Stephan Micklitz, Director of Engineering on Google’s Privacy and Security team: Google Takeout allows you, for example, to download photos, contacts, emails, calendar entries or music files stored on Google Drive to your computer or to transfer them to another provider.
Greg Fair, Product Manager of Google Takeout: My wife and I have two children, and, like most parents, we have a lot of photos of them – 600 gigabytes of photos, to be precise. When our hard drive containing all these photos crashed, I was very glad that I’d also saved them in their entirety to Google Photos. I could then use Google Takeout to simply download the pictures onto a new hard drive.
How do people use Takeout?
Fair: Mostly to back up all the data that they store on Google Drive.
Micklitz: Which is somewhat irrational, because the data is actually far more secure on Google Drive than it is on most of our home storage devices.
Fair: At home, the cat might pee on the hard drive, or the children might break it, or there could be a fire. At Google, each file is stored several times on different servers. It couldn’t be more secure.
And yet you also still back up your data on a hard drive, Mr. Fair!
Fair: That’s because my wife uses image editing programs where it’s just not practical to have the images in the cloud.
'At Google, each file is stored several times on different servers. It couldn’t be more secure.'
Greg Fair
I see.
Micklitz: But I, for example, don’t use programs like that, yet still save backup copies of all my pictures on a hard drive. It’s my data, so I want to have a physical copy.
Why the 'irrational' behaviour on your part?
Micklitz: We have a very personal and emotional connection to photos.

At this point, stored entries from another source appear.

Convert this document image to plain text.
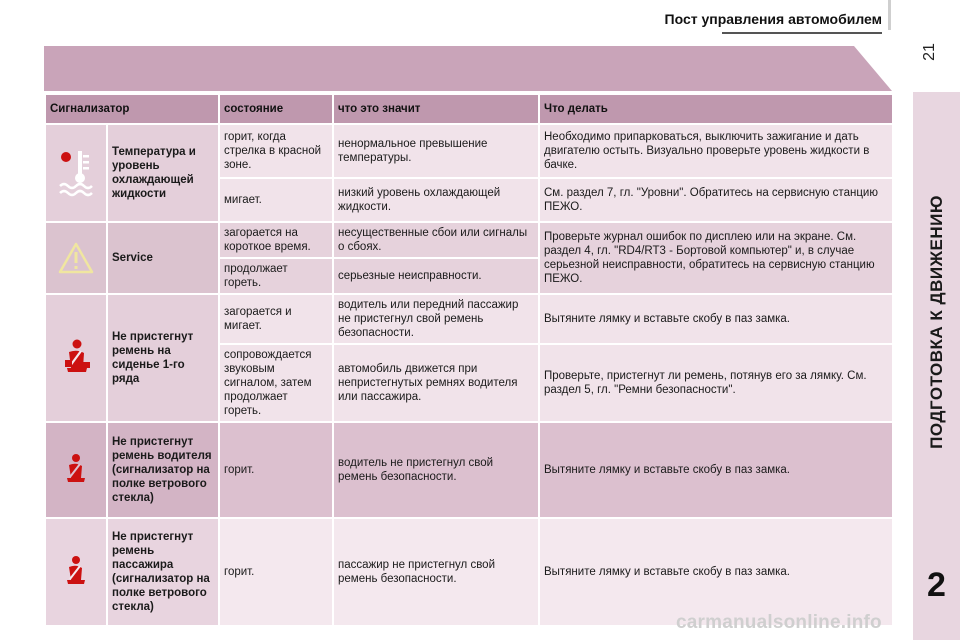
Пост управления автомобилем
21
ПОДГОТОВКА К ДВИЖЕНИЮ
2
Сигнализатор		состояние	что это значит	Что делать

	Температура и уровень охлаждающей жидкости	горит, когда стрелка в красной зоне.	ненормальное превышение температуры.	Необходимо припарковаться, выключить зажигание и дать двигателю остыть. Визуально проверьте уровень жидкости в бачке.
		мигает.	низкий уровень охлаждающей жидкости.	См. раздел 7, гл. "Уровни". Обратитесь на сервисную станцию ПЕЖО.

	Service	загорается на короткое время.	несущественные сбои или сигналы о сбоях.	Проверьте журнал ошибок по дисплею или на экране. См. раздел 4, гл. "RD4/RT3 - Бортовой компьютер" и, в случае серьезной неисправности, обратитесь на сервисную станцию ПЕЖО.
		продолжает гореть.	серьезные неисправности.	

	Не пристегнут ремень на сиденье 1-го ряда	загорается и мигает.	водитель или передний пассажир не пристегнул свой ремень безопасности.	Вытяните лямку и вставьте скобу в паз замка.
		сопровождается звуковым сигналом, затем продолжает гореть.	автомобиль движется при непристегнутых ремнях водителя или пассажира.	Проверьте, пристегнут ли ремень, потянув его за лямку. См. раздел 5, гл. "Ремни безопасности".

	Не пристегнут ремень водителя (сигнализатор на полке ветрового стекла)	горит.	водитель не пристегнул свой ремень безопасности.	Вытяните лямку и вставьте скобу в паз замка.

	Не пристегнут ремень пассажира (сигнализатор на полке ветрового стекла)	горит.	пассажир не пристегнул свой ремень безопасности.	Вытяните лямку и вставьте скобу в паз замка.
carmanualsonline.info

They’re linked to so many memories. As a user, I don’t want to be in the position where I’m relying on a single company to keep my photos safe – even if it’s a company I work for. That’s why portability services like Google Takeout are so important, as they give our users the ability to retrieve their data at any time – even if it’s in the cloud.
Since when has portability been an important topic for Google?
Fair: For over a decade. We started off by developing individual data portability services. Then, in 2011, Google launched its centralised solution: Takeout. We’ve integrated more and more Google services since then, and today, Takeout supports more than 40 of them.
While many users download their data to their computers, they rarely transfer it to other services. Why does this imbalance exist?
Fair: Today, users can transfer data from Google to Dropbox, Box or Microsoft Office 365 – and vice versa, of course. Many of our competitors don’t yet offer this possibility. To try to change that, we launched the data transfer project in 2017 and officially announced the project in July 2018. This is an open-source project that provides companies with free of cost code for portability functions, enabling seamless data transfer from one service to another.
Micklitz: Suppose a start-up develops a great new service. It would be too expensive for a small company to create its own portability solution. Instead, it can go to the data transfer project and transfer the corresponding codes into its own software.
But how is it in your interest for me to change to another provider?
Fair: We want you to use Google services because they’re the best, not because you think you can’t use your data elsewhere.
The General Data Protection Regulation, which came into force in May 2018, contains provisions on data portability. Did you have to customise your data download tool to meet these specifications?
Fair: When we first read the regulation in 2016, we realised that we were already doing pretty well in terms of portability. Even back then, we’d been working intensively on the topic for quite some time.
Micklitz: We think it’s good that this topic is finally getting the attention it deserves. At the moment, portability is still a niche area that doesn’t interest many users. But we believe this will change in a few years.
'My children should have snapshots from their childhood, just like I do.'
Stephan Micklitz
Why?
Micklitz: People are only just starting to store their data in the cloud. But let’s say a company goes bankrupt and your data is stored on that company’s servers. You’d want to know that you could retrieve this data. It also has to do with the topic of data durability. My children should have snapshots from their childhood, just as I can look at my parents’ yellowed photographs.
Do you want digital photos to have the same durability as analogue photos?
Micklitz: Yes. This is also an aspect of data protection in the broader sense – that I will still be able to use the data that I store today in 50 years’ time.